Berlin’s vegan bad boy cum celebrity cookbook author has started selling his meatless burgers on Kottbusser Tor’s fast food strip.
It’s hard to know where to start with a place like Attila Hildmann. The fact that something new has set up shop in the never quiet yet seemingly financially cursed southern-most end of Kotti’s Adalbertstraße or that it’s a restaurant opened by the vegan chef known as controversial to your German friends. Yes, a vegan chef is controversial, even among Berliners. In 2017, tip named him its most embarrassing Berliner for taking the challenge to eat a steak if the journalists present at his tasting weren’t convinced of the superiority of his meatless burgers. When some preferred real meat, instead of eating the steak, he presented a live calf that the journalists were supposed to slaughter themselves (none of them decided to draw blood). That same year, the born and bred Berliner caused a scandal for banning the entire staff of Tagesspiegel newspaper after receiving negative press (he has since retracted that). And in March, he was arrested in Charlottenburg after a parking citation escalated with the police. Parking rules don’t seem to concern him much: in May his Porsche was spotted on the sidewalk underneath the Kreuzberg Zentrum, about 50 metres away from his burger joint.

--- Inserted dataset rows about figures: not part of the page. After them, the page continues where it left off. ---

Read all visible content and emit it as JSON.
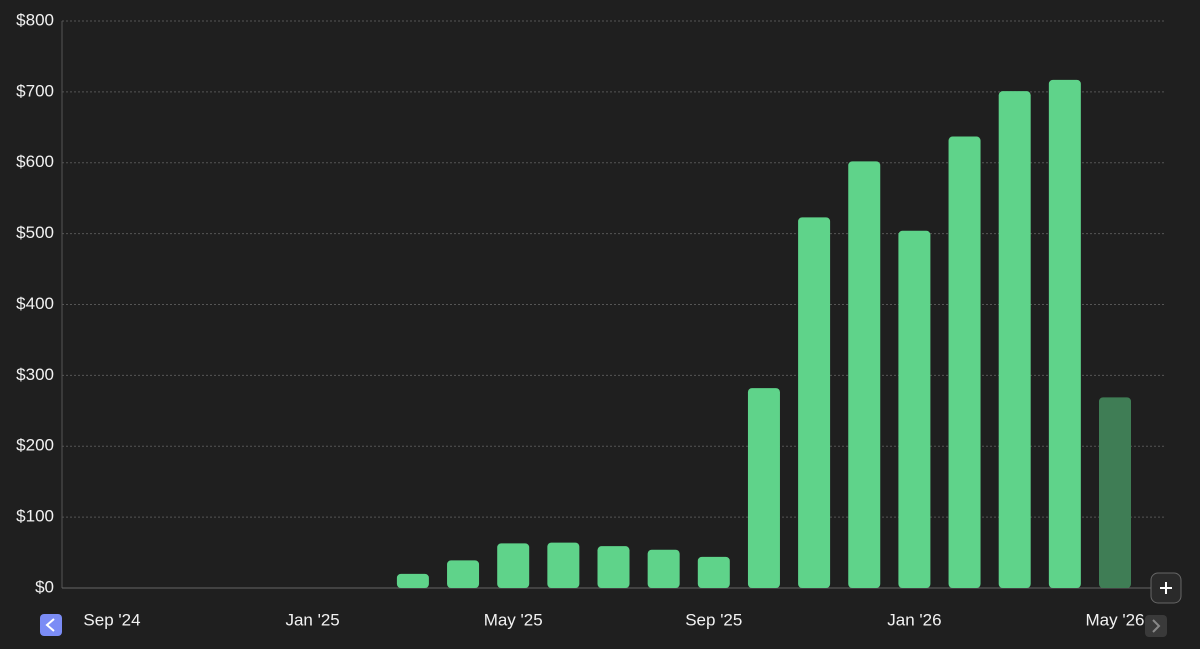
{
  "chart_data": {
    "type": "bar",
    "categories": [
      "Sep '24",
      null,
      null,
      null,
      "Jan '25",
      null,
      null,
      null,
      "May '25",
      null,
      null,
      null,
      "Sep '25",
      null,
      null,
      null,
      "Jan '26",
      null,
      null,
      null,
      "May '26"
    ],
    "values": [
      0,
      0,
      0,
      0,
      0,
      0,
      20,
      39,
      63,
      64,
      59,
      54,
      44,
      282,
      523,
      602,
      504,
      637,
      701,
      717,
      269
    ],
    "colors": [
      "#5fd38a",
      "#5fd38a",
      "#5fd38a",
      "#5fd38a",
      "#5fd38a",
      "#5fd38a",
      "#5fd38a",
      "#5fd38a",
      "#5fd38a",
      "#5fd38a",
      "#5fd38a",
      "#5fd38a",
      "#5fd38a",
      "#5fd38a",
      "#5fd38a",
      "#5fd38a",
      "#5fd38a",
      "#5fd38a",
      "#5fd38a",
      "#5fd38a",
      "#3f7d55"
    ],
    "ylim": [
      0,
      800
    ],
    "yticks": [
      {
        "value": 0,
        "label": "$0"
      },
      {
        "value": 100,
        "label": "$100"
      },
      {
        "value": 200,
        "label": "$200"
      },
      {
        "value": 300,
        "label": "$300"
      },
      {
        "value": 400,
        "label": "$400"
      },
      {
        "value": 500,
        "label": "$500"
      },
      {
        "value": 600,
        "label": "$600"
      },
      {
        "value": 700,
        "label": "$700"
      },
      {
        "value": 800,
        "label": "$800"
      }
    ],
    "grid": true
  }
}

Everything about Attila seems like the stuff of fiction. This adopted Turkish child of very German parents (his middle name is Klaus-Peter) once studied physics at Freie Universität. It was watching the sudden death of his dad by heart-attack on a ski vacation in 2000 that put him on a different, meat-free trajectory. He slowly took on a vegan diet and doing sport, losing 35 kilos in the process. He published his first vegan cookbook in 2009 and an award-winning follow-up, Vegan for Fun, in 2011. But it was Hildmann’s tough-guy persona-meets-trendy diet promoter that catapulted him to YouTube and soon German TV stardom (including RTL show Let’s Dance), all the way stirring controversy, like with questionable comments about the refugee crisis in 2015 (something about “integration” and “self-mutilation of German values and culture”). That was about the time he launched his Attila matcha-tea!
But what’s not controversial? Organic vegan food in Kreuzberg – following up his Imbiss in Charlottenburg and ironically taking over the spot that was shortly before known as Chickenberg (and a thousand other businesses). The try-hard design of “Snackbar II” with “Vegan Food Porn” scrawled in fake graffiti outside isn’t exactly doing itself any favours (or drawing in the Instagram crowd) but who cares? Once drawn in, it’s easy to drop your concerns and call it a guilty pleasure. The staff are friendly young lads and ladies in black and the menu is the right amount of simple, with only eight burgers on offer, and of course sides like their perfectly crispy Bio Pommes (regular or sweet) and drinks. Most interesting is undoubtedly the Daisho burger (€6.90), a sushi-inspired concoction of fried eggplant, bean sprouts, pineapple, mushrooms, fresh coriander, wasabi mayo, Thai ketchup and a chickpea patty between two sushi rice-formed buns and some seaweed. We can’t deny: it was delicious. The right mix of sweet and savoury, it went down in mere minutes, but did leave us less than full. For a less fun but more filling option, we recommend the signature (vegan) cheeseburger (€6.50): with the dense chickpea patty standing alone with vegan cheese and the standard mustard/mayo/ketchup/lettuce/tomato combo, it’s the perfect cure for a hungover. The real winner though was as American as it comes: the chili cheese burger (mild or spicy; €7.50). Perfectly sloppy, the black beans, guacamole, mayo, cilantro, creamy melted cheese and chickpea patty on a standard bun actually wasn’t as sloppy as its state-side counterpart, but still left us totally satisfied. Here, the wait time can be described as negligible, perfect for guilt-free junk food on the fly that fills the stomach while not weighing on the soul. We’re not certain if the moderate number of customers is due to its aforementioned cursed location or that your German friends are staying away because of the man’s reputation. Either way, it’s hard to deny that fast and easy vegan food without pretense is hard to beat. Sober or sozzled, we’ll come back.